Reticulamoeba is a genus of Rhizaria. It is a relatively large unicellular protist and is commonly known for its thin reticulopodia radiating outwards from the cell (Bass et al., 2012). Reticulamoeba are strictly benthic protists that use their reticulopodia for feeding. They have a close association with benthic diatoms as their main source of food (Bass et al., 2012). There are only two Reticulamoeba species described to date and the protozoologist Karl Grell discovered both of them (Bass et al., 2012).

== History ==
The genus Reticulamoeba was described in 1994 by the protozoologist Karl Grell based on the species R. gemmipara and not until a year later a second species R. minor was discovered (Bass et al., 2012). The two species form a clade within the cercozoan class Granofilosea (Bass et al., 2012). Within this clade, Reticulamoeba present phylogenetic similarities with the genus Mesofila (Bass et al., 2012).

== Habitat and ecology ==
Reticulamoeba is commonly isolated from benthic marine littoral zones as well as in freshwater biofilm (Bass et al., 2012).

== Anatomy ==
The genus is an amoeboflagellate with a stationary flattened amoeboid stage (Bass et al., 2012). The body of Reticulamoeba is roundish with an irregular outline and about 3-8μm across (Bass et al., 2012).
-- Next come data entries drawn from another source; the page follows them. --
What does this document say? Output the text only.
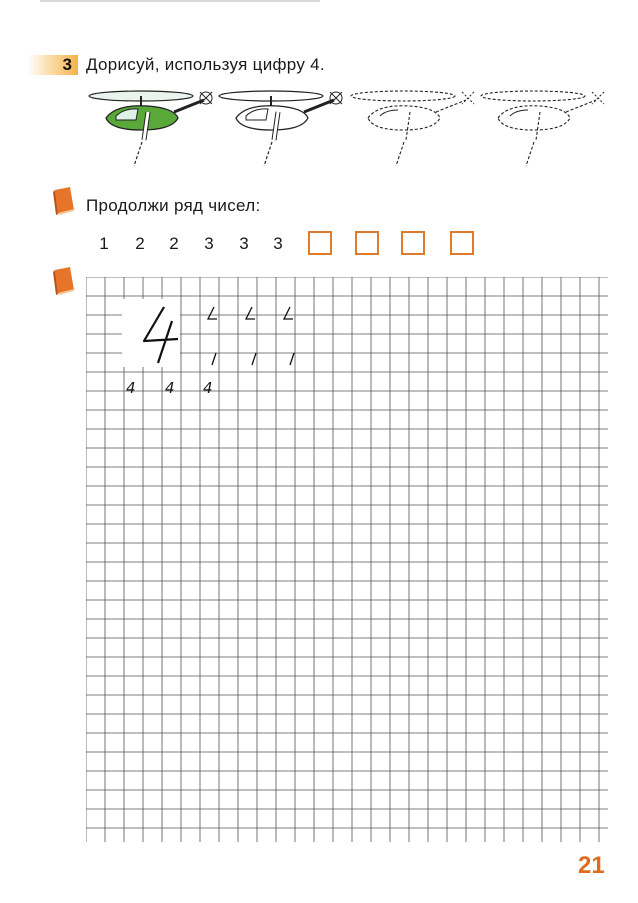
3 Дорисуй, используя цифру 4.
Продолжи ряд чисел:
1 2 2 3 3 3
4 4 4
21
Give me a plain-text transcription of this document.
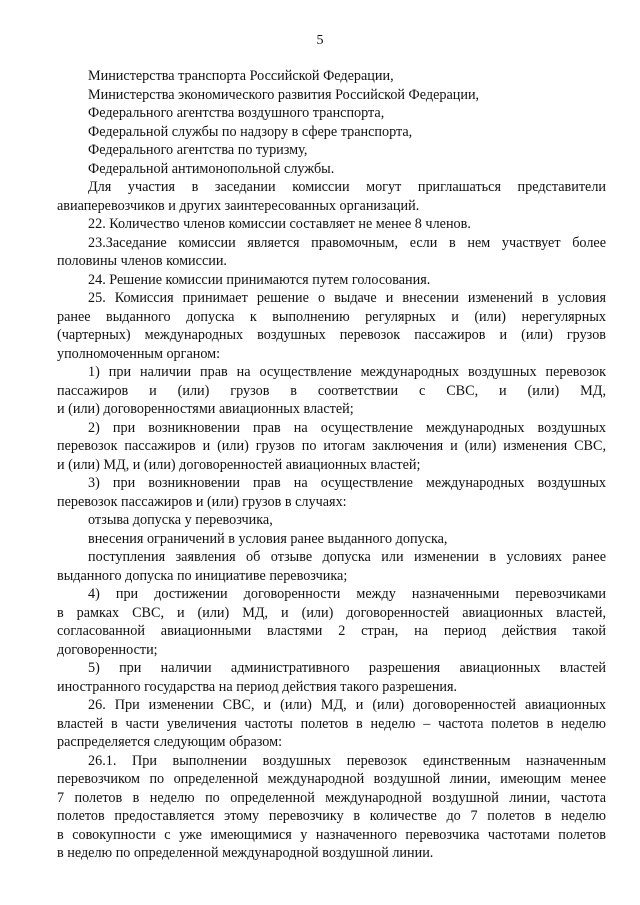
5
Министерства транспорта Российской Федерации,
Министерства экономического развития Российской Федерации,
Федерального агентства воздушного транспорта,
Федеральной службы по надзору в сфере транспорта,
Федерального агентства по туризму,
Федеральной антимонопольной службы.
Для участия в заседании комиссии могут приглашаться представители
авиаперевозчиков и других заинтересованных организаций.
22. Количество членов комиссии составляет не менее 8 членов.
23.Заседание комиссии является правомочным, если в нем участвует более
половины членов комиссии.
24. Решение комиссии принимаются путем голосования.
25. Комиссия принимает решение о выдаче и внесении изменений в условия
ранее выданного допуска к выполнению регулярных и (или) нерегулярных
(чартерных) международных воздушных перевозок пассажиров и (или) грузов
уполномоченным органом:
1) при наличии прав на осуществление международных воздушных перевозок
пассажиров и (или) грузов в соответствии с СВС, и (или) МД,
и (или) договоренностями авиационных властей;
2) при возникновении прав на осуществление международных воздушных
перевозок пассажиров и (или) грузов по итогам заключения и (или) изменения СВС,
и (или) МД, и (или) договоренностей авиационных властей;
3) при возникновении прав на осуществление международных воздушных
перевозок пассажиров и (или) грузов в случаях:
отзыва допуска у перевозчика,
внесения ограничений в условия ранее выданного допуска,
поступления заявления об отзыве допуска или изменении в условиях ранее
выданного допуска по инициативе перевозчика;
4) при достижении договоренности между назначенными перевозчиками
в рамках СВС, и (или) МД, и (или) договоренностей авиационных властей,
согласованной авиационными властями 2 стран, на период действия такой
договоренности;
5) при наличии административного разрешения авиационных властей
иностранного государства на период действия такого разрешения.
26. При изменении СВС, и (или) МД, и (или) договоренностей авиационных
властей в части увеличения частоты полетов в неделю – частота полетов в неделю
распределяется следующим образом:
26.1. При выполнении воздушных перевозок единственным назначенным
перевозчиком по определенной международной воздушной линии, имеющим менее
7 полетов в неделю по определенной международной воздушной линии, частота
полетов предоставляется этому перевозчику в количестве до 7 полетов в неделю
в совокупности с уже имеющимися у назначенного перевозчика частотами полетов
в неделю по определенной международной воздушной линии.
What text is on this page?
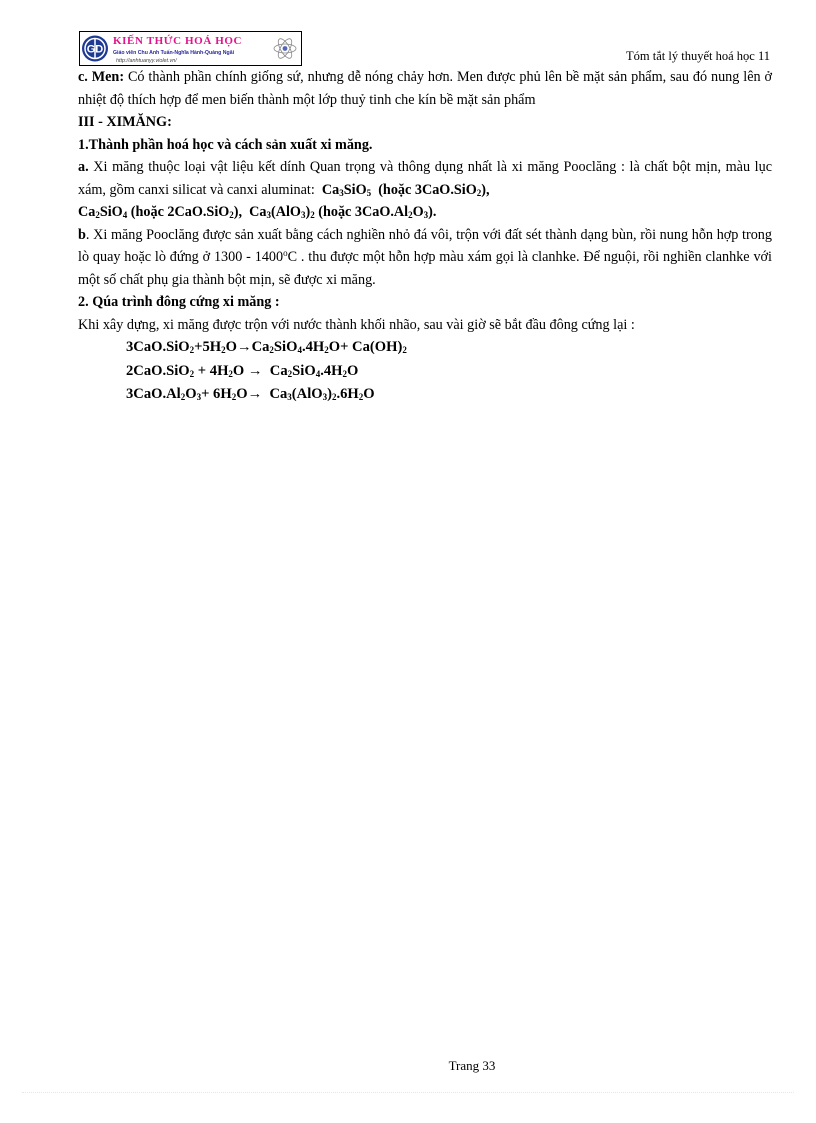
GD
KIẾN THỨC HOÁ HỌC
Giáo viên Chu Anh Tuấn-Nghĩa Hành-Quảng Ngãi
http://anhtuanyy.violet.vn/	Tóm tắt lý thuyết hoá học 11

c. Men: Có thành phần chính giống sứ, nhưng dễ nóng chảy hơn. Men được phủ lên bề mặt sản phẩm, sau đó nung lên ở nhiệt độ thích hợp để men biến thành một lớp thuỷ tinh che kín bề mặt sản phẩm

III - XIMĂNG:

1.Thành phần hoá học và cách sản xuất xi măng.

a. Xi măng thuộc loại vật liệu kết dính Quan trọng và thông dụng nhất là xi măng Pooclăng : là chất bột mịn, màu lục xám, gồm canxi silicat và canxi aluminat: $Ca_3SiO_5$  (hoặc 3CaO.SiO$_2$),
$Ca_2SiO_4$ (hoặc 2CaO.SiO$_2$),  $Ca_3(AlO_3)_2$ (hoặc $3CaO.Al_2O_3$).

b. Xi măng Pooclăng được sản xuất bằng cách nghiền nhỏ đá vôi, trộn với đất sét thành dạng bùn, rồi nung hỗn hợp trong lò quay hoặc lò đứng ở 1300 - 1400$^o$C . thu được một hỗn hợp màu xám gọi là clanhke. Để nguội, rồi nghiền clanhke với một số chất phụ gia thành bột mịn, sẽ được xi măng.

2. Qúa trình đông cứng xi măng :

Khi xây dựng, xi măng được trộn với nước thành khối nhão, sau vài giờ sẽ bắt đầu đông cứng lại :

$3CaO.SiO_2+5H_2O\to Ca_2SiO_4.4H_2O+ Ca(OH)_2$

$2CaO.SiO_2 + 4H_2O \to Ca_2SiO_4.4H_2O$

$3CaO.Al_2O_3+ 6H_2O\to Ca_3(AlO_3)_2.6H_2O$

Trang 33
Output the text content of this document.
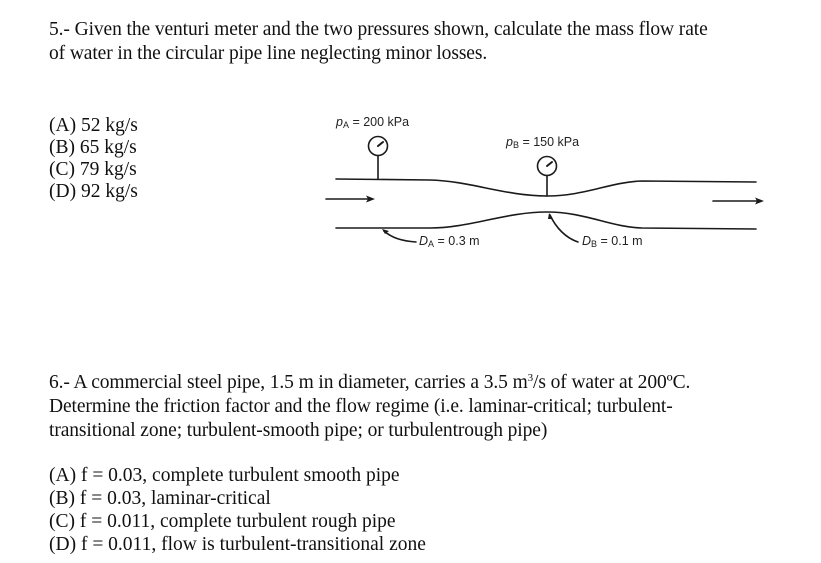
5.- Given the venturi meter and the two pressures shown, calculate the mass flow rate
of water in the circular pipe line neglecting minor losses.
(A) 52 kg/s
(B) 65 kg/s
(C) 79 kg/s
(D) 92 kg/s
$p_A = 200$ kPa
$p_B = 150$ kPa
$D_A = 0.3$ m	$D_B = 0.1$ m
6.- A commercial steel pipe, 1.5 m in diameter, carries a 3.5 $m^3/s$ of water at 200ºC.
Determine the friction factor and the flow regime (i.e. laminar-critical; turbulent-
transitional zone; turbulent-smooth pipe; or turbulentrough pipe)
(A) f = 0.03, complete turbulent smooth pipe
(B) f = 0.03, laminar-critical
(C) f = 0.011, complete turbulent rough pipe
(D) f = 0.011, flow is turbulent-transitional zone
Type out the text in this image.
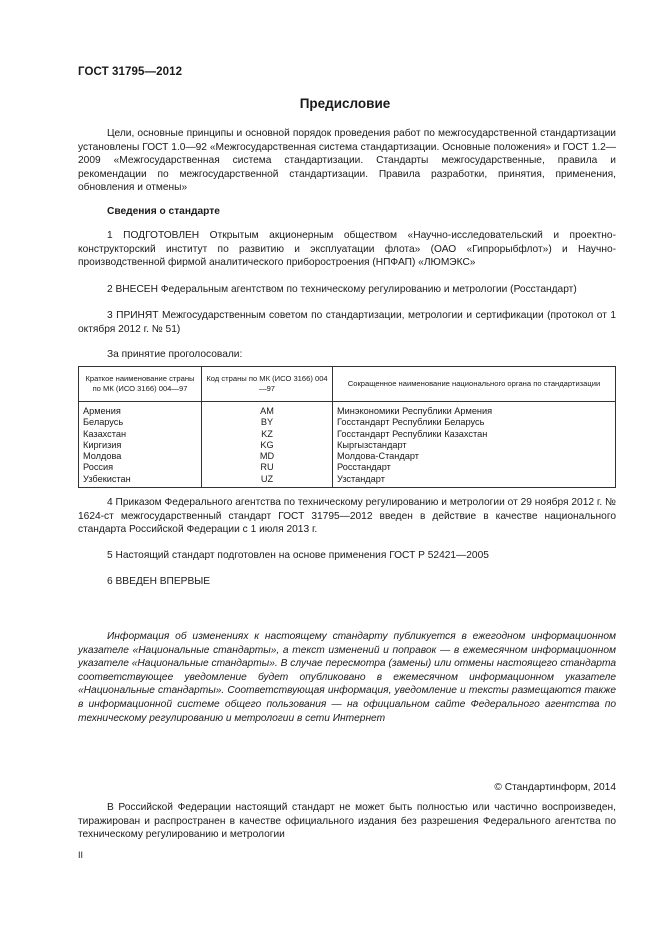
ГОСТ 31795—2012
Предисловие

Цели, основные принципы и основной порядок проведения работ по межгосударственной стандартизации установлены ГОСТ 1.0—92 «Межгосударственная система стандартизации. Основные положения» и ГОСТ 1.2—2009 «Межгосударственная система стандартизации. Стандарты межгосударственные, правила и рекомендации по межгосударственной стандартизации. Правила разработки, принятия, применения, обновления и отмены»

Сведения о стандарте

1 ПОДГОТОВЛЕН Открытым акционерным обществом «Научно-исследовательский и проектно-конструкторский институт по развитию и эксплуатации флота» (ОАО «Гипрорыбфлот») и Научно-производственной фирмой аналитического приборостроения (НПФАП) «ЛЮМЭКС»

2 ВНЕСЕН Федеральным агентством по техническому регулированию и метрологии (Росстандарт)

3 ПРИНЯТ Межгосударственным советом по стандартизации, метрологии и сертификации (протокол от 1 октября 2012 г. № 51)

За принятие проголосовали:

Краткое наименование страны по МК (ИСО 3166) 004—97	Код страны по МК (ИСО 3166) 004—97	Сокращенное наименование национального органа по стандартизации
Армения	AM	Минэкономики Республики Армения
Беларусь	BY	Госстандарт Республики Беларусь
Казахстан	KZ	Госстандарт Республики Казахстан
Киргизия	KG	Кыргызстандарт
Молдова	MD	Молдова-Стандарт
Россия	RU	Росстандарт
Узбекистан	UZ	Узстандарт

4 Приказом Федерального агентства по техническому регулированию и метрологии от 29 ноября 2012 г. № 1624-ст межгосударственный стандарт ГОСТ 31795—2012 введен в действие в качестве национального стандарта Российской Федерации с 1 июля 2013 г.

5 Настоящий стандарт подготовлен на основе применения ГОСТ Р 52421—2005

6 ВВЕДЕН ВПЕРВЫЕ

Информация об изменениях к настоящему стандарту публикуется в ежегодном информационном указателе «Национальные стандарты», а текст изменений и поправок — в ежемесячном информационном указателе «Национальные стандарты». В случае пересмотра (замены) или отмены настоящего стандарта соответствующее уведомление будет опубликовано в ежемесячном информационном указателе «Национальные стандарты». Соответствующая информация, уведомление и тексты размещаются также в информационной системе общего пользования — на официальном сайте Федерального агентства по техническому регулированию и метрологии в сети Интернет

© Стандартинформ, 2014

В Российской Федерации настоящий стандарт не может быть полностью или частично воспроизведен, тиражирован и распространен в качестве официального издания без разрешения Федерального агентства по техническому регулированию и метрологии

II
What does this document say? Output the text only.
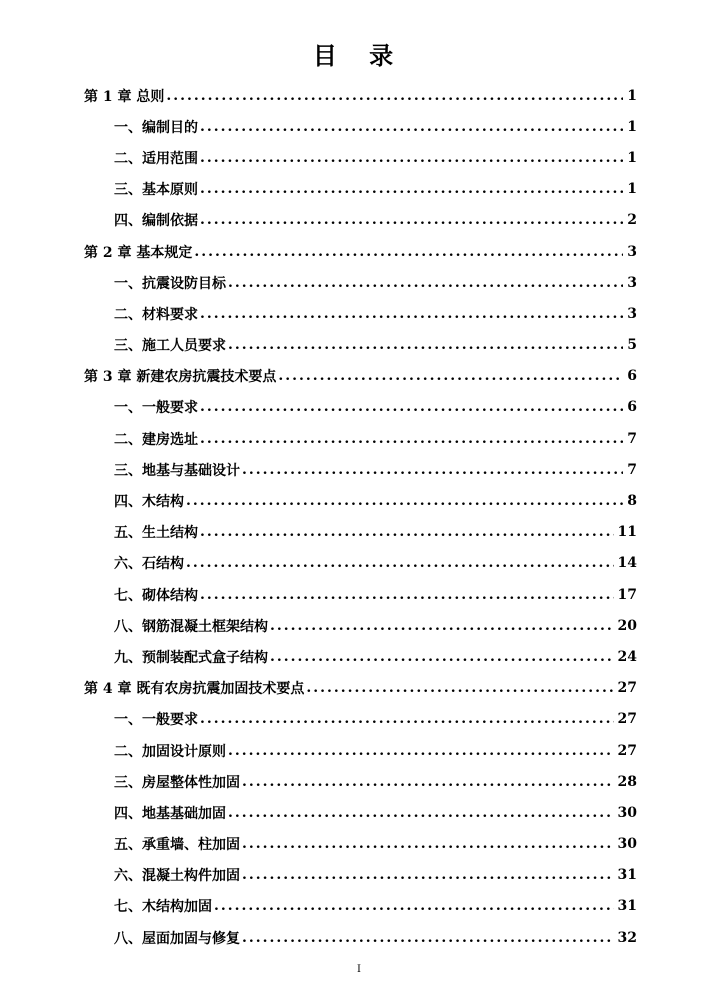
目 录
第 1 章 总则 .....	1
一、编制目的 .....	1
二、适用范围 .....	1
三、基本原则 .....	1
四、编制依据 .....	2
第 2 章 基本规定 .....	3
一、抗震设防目标 .....	3
二、材料要求 .....	3
三、施工人员要求 .....	5
第 3 章 新建农房抗震技术要点 .....	6
一、一般要求 .....	6
二、建房选址 .....	7
三、地基与基础设计 .....	7
四、木结构 .....	8
五、生土结构 .....	11
六、石结构 .....	14
七、砌体结构 .....	17
八、钢筋混凝土框架结构 .....	20
九、预制装配式盒子结构 .....	24
第 4 章 既有农房抗震加固技术要点 .....	27
一、一般要求 .....	27
二、加固设计原则 .....	27
三、房屋整体性加固 .....	28
四、地基基础加固 .....	30
五、承重墙、柱加固 .....	30
六、混凝土构件加固 .....	31
七、木结构加固 .....	31
八、屋面加固与修复 .....	32
I
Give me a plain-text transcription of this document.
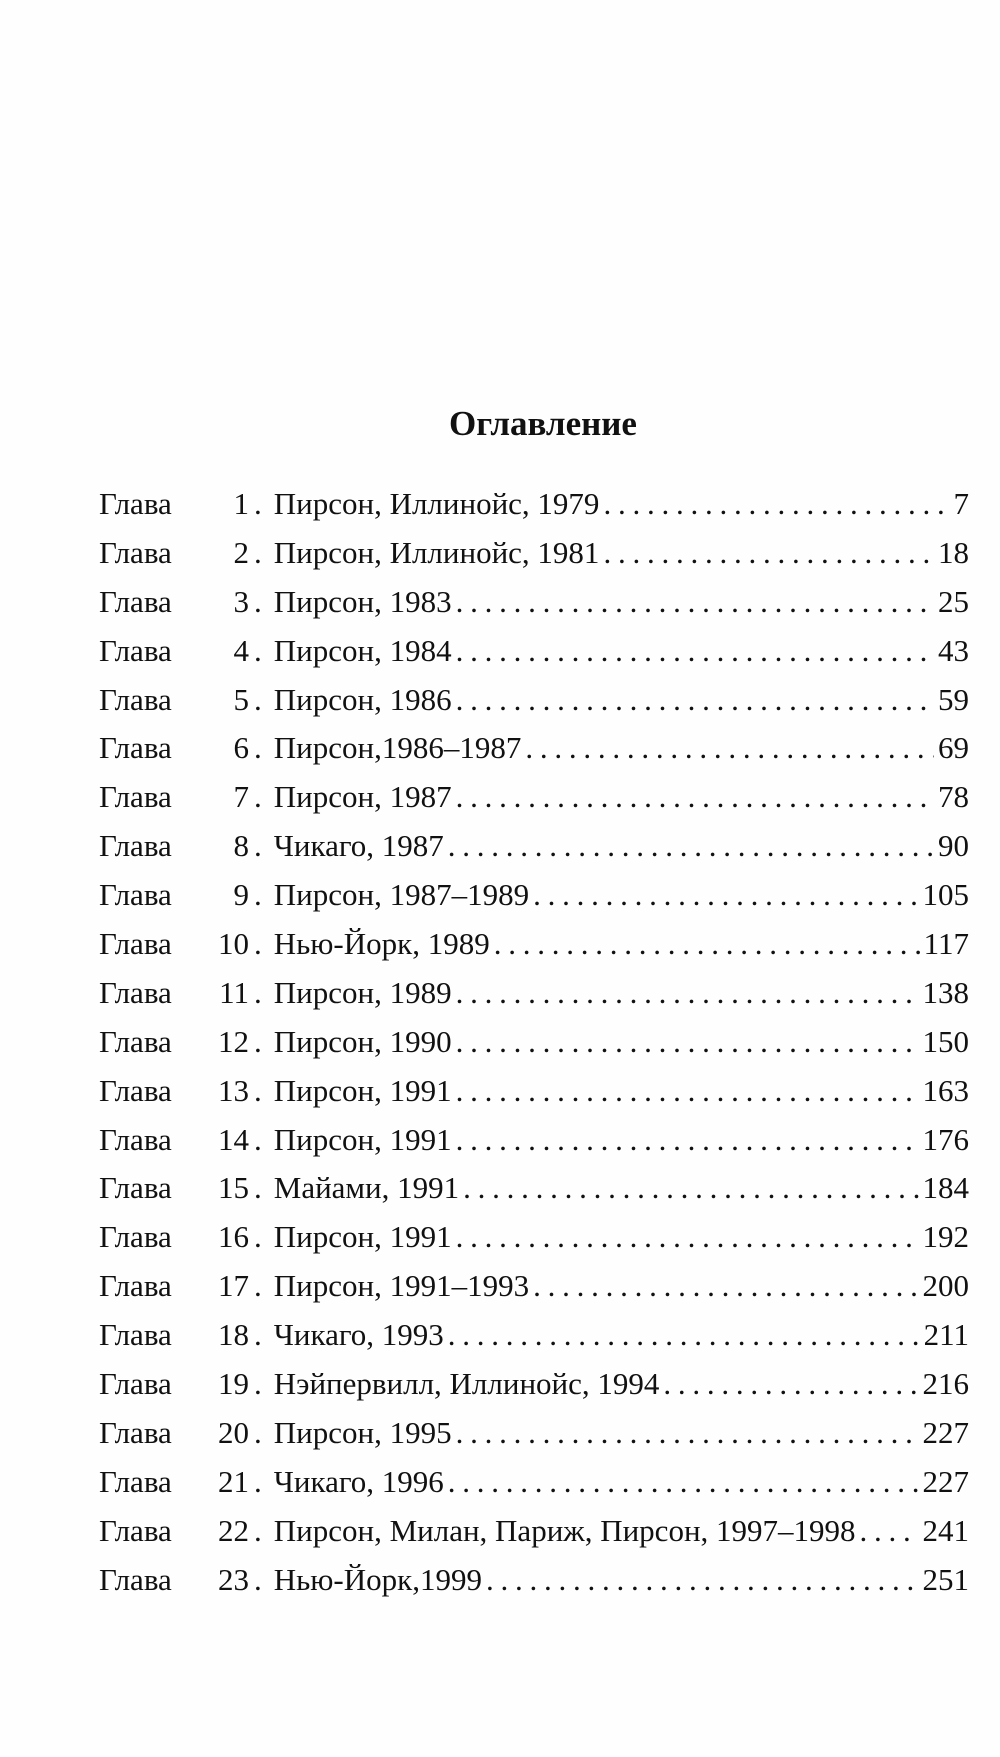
Оглавление
Глава	1 . Пирсон, Иллинойс, 1979 . . .	7
Глава	2 . Пирсон, Иллинойс, 1981 . . .	18
Глава	3 . Пирсон, 1983 . . .	25
Глава	4 . Пирсон, 1984 . . .	43
Глава	5 . Пирсон, 1986 . . .	59
Глава	6 . Пирсон,1986–1987 . . .	69
Глава	7 . Пирсон, 1987 . . .	78
Глава	8 . Чикаго, 1987 . . .	90
Глава	9 . Пирсон, 1987–1989 . . .	105
Глава	10 . Нью-Йорк, 1989 . . .	117
Глава	11 . Пирсон, 1989 . . .	138
Глава	12 . Пирсон, 1990 . . .	150
Глава	13 . Пирсон, 1991 . . .	163
Глава	14 . Пирсон, 1991 . . .	176
Глава	15 . Майами, 1991 . . .	184
Глава	16 . Пирсон, 1991 . . .	192
Глава	17 . Пирсон, 1991–1993 . . .	200
Глава	18 . Чикаго, 1993 . . .	211
Глава	19 . Нэйпервилл, Иллинойс, 1994 . . .	216
Глава	20 . Пирсон, 1995 . . .	227
Глава	21 . Чикаго, 1996 . . .	227
Глава	22 . Пирсон, Милан, Париж, Пирсон, 1997–1998 . . . 241
Глава	23 . Нью-Йорк,1999 . . .	251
The cell consists of a nucleus, digestive vacuoles and thin reticulopodia (Grell, 1995). The long thin reticulopodia stretch outwards from the cell to form networks across a substrate (Bass et al., 2012). The network created can be larger in diameter than the cell itself (Bass et al., 2012). The reticulopodia present bidirectionally motile granules and move slowly enabling them to change the size and the shape of the network formed (Bass et al., 2012). The first described species of Reticulamoeba was found associated with diatoms on which they feed (Bass et al., 2012). The reticulopodia are what interacts with the diatoms during feeding by penetrating the diatom frustules (Bass et al., 2012). Unlike other organisms, Reticulamoeba form feeding communities to enhance their feeding method; Reticulamoeba cells work together fusing their reticulopodia with each other to create these 'feeding communities' (Bass et al., 2012). The genus also shows a biflagellate stage similar to the amoeboid stage, round to irregular in shape (Bass et al., 2012). They can be described as zoospores and have a short anterior and long posterior flagella that aid the Reticulamoeba in swimming (Bass et al., 2012). The flagella are used for both swimming and gliding and once they become stationary they resorb the flagella and eject their reticulopodia to return to the amoeboid stage (Bass et al., 2012). Species of Reticulamoeba differ in their method of cell division. The cells undergo cell division in one of two ways, either by binary fission or by unequal binary fission (Bass et al., 2012).